This year, the month of December is quite unique. It’s usually the time when employers start asking employees for investment proofs. These proofs reduce income tax payable by you for the current financial year (2020-21). Oddly, because of the pandemic, this month is now also the time when people are frantically figuring out how to file their income tax returns for the previous financial year (2019-20). So, today, I want to talk to you about one tiny section of the Income Tax Act, that could impact your taxes for both these years – Leave Travel Allowance under section 10(5) of the Act, and what the new Leave Travel benefit is all about.

Not all companies offer this allowance to their employees, but take one look at your pay slip, or Form 16, and you’ll know whether you receive this allowance or not. If LTA is a part of your salary structure, you are eligible to claim certain expenses and lower your taxable income, thereby lowering the income tax you pay.

What expenses can be claimed?

The exemption is available only on the actual travel costs i.e., the air, rail or bus fare you incur. No exemption is available for expenditure on local transport, sightseeing, hotel accommodation, food, etc. The maximum limit of exemption is the amount of LTA received from the employer.

Let’s say you receive ₹1,500 per month as LTA. With this exemption, your taxable income can reduce by a maximum of ₹18,000 (1500*12) per year.

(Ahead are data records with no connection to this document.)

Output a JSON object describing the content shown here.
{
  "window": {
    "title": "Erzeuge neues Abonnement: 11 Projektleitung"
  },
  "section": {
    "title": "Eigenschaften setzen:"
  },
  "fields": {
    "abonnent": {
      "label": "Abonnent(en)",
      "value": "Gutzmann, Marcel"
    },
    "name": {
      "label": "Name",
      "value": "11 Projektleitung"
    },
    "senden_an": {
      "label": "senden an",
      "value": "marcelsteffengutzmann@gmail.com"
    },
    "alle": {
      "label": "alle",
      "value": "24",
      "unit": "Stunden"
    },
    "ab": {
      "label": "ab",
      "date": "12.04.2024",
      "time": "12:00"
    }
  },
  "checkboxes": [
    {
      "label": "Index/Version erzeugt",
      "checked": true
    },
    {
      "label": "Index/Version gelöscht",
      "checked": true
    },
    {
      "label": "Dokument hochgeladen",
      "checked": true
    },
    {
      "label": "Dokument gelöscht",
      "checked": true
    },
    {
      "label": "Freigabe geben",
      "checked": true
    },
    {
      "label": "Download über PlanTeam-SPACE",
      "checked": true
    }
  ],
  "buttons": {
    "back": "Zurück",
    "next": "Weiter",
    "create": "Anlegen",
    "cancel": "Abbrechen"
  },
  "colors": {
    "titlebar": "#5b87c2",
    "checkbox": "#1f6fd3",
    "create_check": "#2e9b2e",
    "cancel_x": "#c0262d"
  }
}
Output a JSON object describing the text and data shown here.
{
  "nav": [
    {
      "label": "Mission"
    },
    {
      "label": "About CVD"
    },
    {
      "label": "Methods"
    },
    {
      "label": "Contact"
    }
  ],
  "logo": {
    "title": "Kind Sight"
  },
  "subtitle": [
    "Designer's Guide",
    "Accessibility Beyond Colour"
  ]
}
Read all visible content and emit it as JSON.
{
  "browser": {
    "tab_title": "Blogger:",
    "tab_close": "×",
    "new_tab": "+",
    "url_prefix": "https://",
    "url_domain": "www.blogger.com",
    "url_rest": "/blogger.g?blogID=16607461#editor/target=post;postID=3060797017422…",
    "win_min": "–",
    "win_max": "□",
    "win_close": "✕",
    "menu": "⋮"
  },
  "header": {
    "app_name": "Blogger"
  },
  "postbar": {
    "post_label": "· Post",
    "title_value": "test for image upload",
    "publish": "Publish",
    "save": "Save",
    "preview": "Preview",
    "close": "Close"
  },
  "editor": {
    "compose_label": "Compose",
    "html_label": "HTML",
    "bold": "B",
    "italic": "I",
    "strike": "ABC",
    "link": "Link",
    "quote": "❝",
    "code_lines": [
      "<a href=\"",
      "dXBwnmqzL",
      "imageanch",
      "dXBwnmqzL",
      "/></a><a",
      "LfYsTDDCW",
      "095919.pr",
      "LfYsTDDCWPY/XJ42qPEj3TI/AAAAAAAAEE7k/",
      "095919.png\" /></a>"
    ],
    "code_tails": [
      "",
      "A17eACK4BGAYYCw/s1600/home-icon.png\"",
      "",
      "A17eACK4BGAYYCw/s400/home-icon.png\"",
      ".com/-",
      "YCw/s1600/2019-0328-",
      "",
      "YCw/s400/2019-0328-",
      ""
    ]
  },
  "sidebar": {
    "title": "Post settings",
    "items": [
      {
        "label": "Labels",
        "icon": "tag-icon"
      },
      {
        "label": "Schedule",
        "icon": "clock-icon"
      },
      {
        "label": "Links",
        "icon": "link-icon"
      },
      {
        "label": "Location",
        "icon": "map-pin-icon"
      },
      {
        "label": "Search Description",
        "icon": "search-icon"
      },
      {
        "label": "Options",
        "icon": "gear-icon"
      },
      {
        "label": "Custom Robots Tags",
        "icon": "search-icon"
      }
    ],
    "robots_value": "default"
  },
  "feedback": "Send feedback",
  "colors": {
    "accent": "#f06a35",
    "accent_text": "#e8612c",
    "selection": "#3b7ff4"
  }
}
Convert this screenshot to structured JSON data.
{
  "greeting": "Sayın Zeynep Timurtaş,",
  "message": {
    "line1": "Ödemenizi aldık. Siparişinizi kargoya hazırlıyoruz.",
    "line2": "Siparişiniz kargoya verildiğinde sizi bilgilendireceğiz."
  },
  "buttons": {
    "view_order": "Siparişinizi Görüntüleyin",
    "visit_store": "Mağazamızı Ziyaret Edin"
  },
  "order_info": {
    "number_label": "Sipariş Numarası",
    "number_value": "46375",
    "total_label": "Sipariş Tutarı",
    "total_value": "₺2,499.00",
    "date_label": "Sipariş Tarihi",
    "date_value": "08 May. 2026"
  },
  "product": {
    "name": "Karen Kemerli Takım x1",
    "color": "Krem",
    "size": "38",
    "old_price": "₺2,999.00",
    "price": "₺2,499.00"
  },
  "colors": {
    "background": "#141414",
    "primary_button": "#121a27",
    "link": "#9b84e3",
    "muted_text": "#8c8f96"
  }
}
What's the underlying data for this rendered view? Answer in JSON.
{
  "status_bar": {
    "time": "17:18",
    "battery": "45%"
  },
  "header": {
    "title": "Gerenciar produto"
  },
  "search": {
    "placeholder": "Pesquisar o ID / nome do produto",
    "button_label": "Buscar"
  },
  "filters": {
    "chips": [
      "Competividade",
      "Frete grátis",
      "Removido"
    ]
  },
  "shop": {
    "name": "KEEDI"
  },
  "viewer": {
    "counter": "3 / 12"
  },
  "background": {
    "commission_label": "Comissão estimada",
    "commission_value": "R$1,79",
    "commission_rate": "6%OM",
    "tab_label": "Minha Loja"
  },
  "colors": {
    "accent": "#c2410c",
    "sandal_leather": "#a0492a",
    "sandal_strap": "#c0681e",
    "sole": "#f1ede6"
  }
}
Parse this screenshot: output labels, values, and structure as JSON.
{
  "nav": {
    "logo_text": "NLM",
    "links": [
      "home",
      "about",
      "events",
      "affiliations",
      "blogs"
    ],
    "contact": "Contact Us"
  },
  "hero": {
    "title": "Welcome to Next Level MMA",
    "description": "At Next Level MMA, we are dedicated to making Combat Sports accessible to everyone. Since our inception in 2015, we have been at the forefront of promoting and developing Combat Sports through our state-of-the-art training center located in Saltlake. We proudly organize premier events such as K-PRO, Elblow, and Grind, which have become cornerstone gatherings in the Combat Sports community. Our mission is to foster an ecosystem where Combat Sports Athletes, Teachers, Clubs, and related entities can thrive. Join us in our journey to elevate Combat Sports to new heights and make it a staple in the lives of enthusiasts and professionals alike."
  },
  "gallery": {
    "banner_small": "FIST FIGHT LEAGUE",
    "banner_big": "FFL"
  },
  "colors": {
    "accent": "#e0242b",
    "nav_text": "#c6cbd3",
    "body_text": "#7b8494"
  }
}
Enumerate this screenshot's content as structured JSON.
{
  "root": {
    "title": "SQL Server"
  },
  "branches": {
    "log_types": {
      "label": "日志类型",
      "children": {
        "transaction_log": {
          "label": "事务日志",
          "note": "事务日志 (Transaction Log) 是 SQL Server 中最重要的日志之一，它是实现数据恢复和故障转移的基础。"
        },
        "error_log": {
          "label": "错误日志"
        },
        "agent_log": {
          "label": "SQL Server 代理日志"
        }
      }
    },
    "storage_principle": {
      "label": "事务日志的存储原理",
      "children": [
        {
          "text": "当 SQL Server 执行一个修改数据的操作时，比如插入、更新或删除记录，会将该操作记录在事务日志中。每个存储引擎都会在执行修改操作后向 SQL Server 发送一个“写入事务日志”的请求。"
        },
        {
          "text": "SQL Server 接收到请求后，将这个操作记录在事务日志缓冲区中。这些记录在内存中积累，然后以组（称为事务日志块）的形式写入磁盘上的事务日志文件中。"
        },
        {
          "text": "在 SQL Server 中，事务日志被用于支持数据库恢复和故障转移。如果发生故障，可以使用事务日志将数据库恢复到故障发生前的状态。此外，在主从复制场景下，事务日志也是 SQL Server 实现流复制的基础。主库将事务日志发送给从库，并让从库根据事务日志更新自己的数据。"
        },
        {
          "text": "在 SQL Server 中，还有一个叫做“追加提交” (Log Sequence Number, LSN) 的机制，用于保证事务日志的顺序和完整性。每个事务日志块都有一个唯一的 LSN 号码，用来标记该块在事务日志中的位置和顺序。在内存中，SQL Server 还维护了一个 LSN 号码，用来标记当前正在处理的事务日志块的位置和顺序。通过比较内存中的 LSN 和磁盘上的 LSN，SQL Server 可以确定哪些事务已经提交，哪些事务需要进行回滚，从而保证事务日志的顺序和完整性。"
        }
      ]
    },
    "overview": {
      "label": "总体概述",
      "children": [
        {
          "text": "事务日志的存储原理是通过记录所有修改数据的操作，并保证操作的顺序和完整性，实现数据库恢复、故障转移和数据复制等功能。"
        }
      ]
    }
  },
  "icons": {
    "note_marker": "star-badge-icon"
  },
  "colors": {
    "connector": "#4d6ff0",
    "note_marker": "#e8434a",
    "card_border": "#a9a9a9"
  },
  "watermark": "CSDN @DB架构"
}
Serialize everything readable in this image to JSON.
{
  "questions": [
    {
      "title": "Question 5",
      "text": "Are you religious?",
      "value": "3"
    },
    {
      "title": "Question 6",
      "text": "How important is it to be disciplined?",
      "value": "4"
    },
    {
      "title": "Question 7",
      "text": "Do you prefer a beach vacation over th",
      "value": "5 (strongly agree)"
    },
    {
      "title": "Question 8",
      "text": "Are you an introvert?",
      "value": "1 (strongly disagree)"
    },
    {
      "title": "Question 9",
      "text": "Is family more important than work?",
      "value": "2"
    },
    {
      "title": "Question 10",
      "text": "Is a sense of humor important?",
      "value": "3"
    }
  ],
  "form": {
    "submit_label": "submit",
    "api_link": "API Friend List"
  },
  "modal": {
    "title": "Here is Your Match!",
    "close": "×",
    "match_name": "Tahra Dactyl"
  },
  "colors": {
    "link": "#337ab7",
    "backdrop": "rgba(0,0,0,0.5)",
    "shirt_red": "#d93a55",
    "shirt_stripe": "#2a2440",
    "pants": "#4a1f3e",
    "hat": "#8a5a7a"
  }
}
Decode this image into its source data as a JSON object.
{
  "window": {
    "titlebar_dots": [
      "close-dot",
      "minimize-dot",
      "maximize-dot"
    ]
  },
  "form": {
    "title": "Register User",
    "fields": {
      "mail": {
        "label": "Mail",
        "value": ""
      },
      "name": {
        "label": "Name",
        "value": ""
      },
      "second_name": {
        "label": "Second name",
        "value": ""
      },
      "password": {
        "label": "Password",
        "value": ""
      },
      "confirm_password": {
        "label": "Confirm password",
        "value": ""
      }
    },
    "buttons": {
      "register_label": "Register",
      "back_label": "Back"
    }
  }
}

Conditions to claim the exemption

  • Leave is taken from work, and expenses have actually been incurred on travel
  • Only domestic travel expenses are considered; international travel is not eligible for LTA
  • Exemption is available for you as well as your family members. Family includes your spouse, children (maximum 2 two children), and wholly dependent parents and siblings.
  • Not all travels are eligible. The LTA exemption can be claimed only for two journeys (i.e. twice) in a block of four calendar years, as set by the Income Tax Department. Currently, the block we are in is 2018-2021.

Now, you’re probably wondering, “I didn’t travel at all this year because of COVID-19! What’s the use of this section for the current financial year?”

Enter: The New LTC (Leave Travel Concession Cash Voucher Scheme)

Two months ago, on October 12, 2020, the Finance Minister announced the LTC Cash Voucher Scheme. The reasons were simple – to boost consumption as well as for employees to get the benefit of this section without having to travel.

Earlier, the LTC cash voucher scheme was only available for Central Government employees. But it has now been extended to Private Sector employees as well.

What exactly is this new Leave Travel Benefit all about?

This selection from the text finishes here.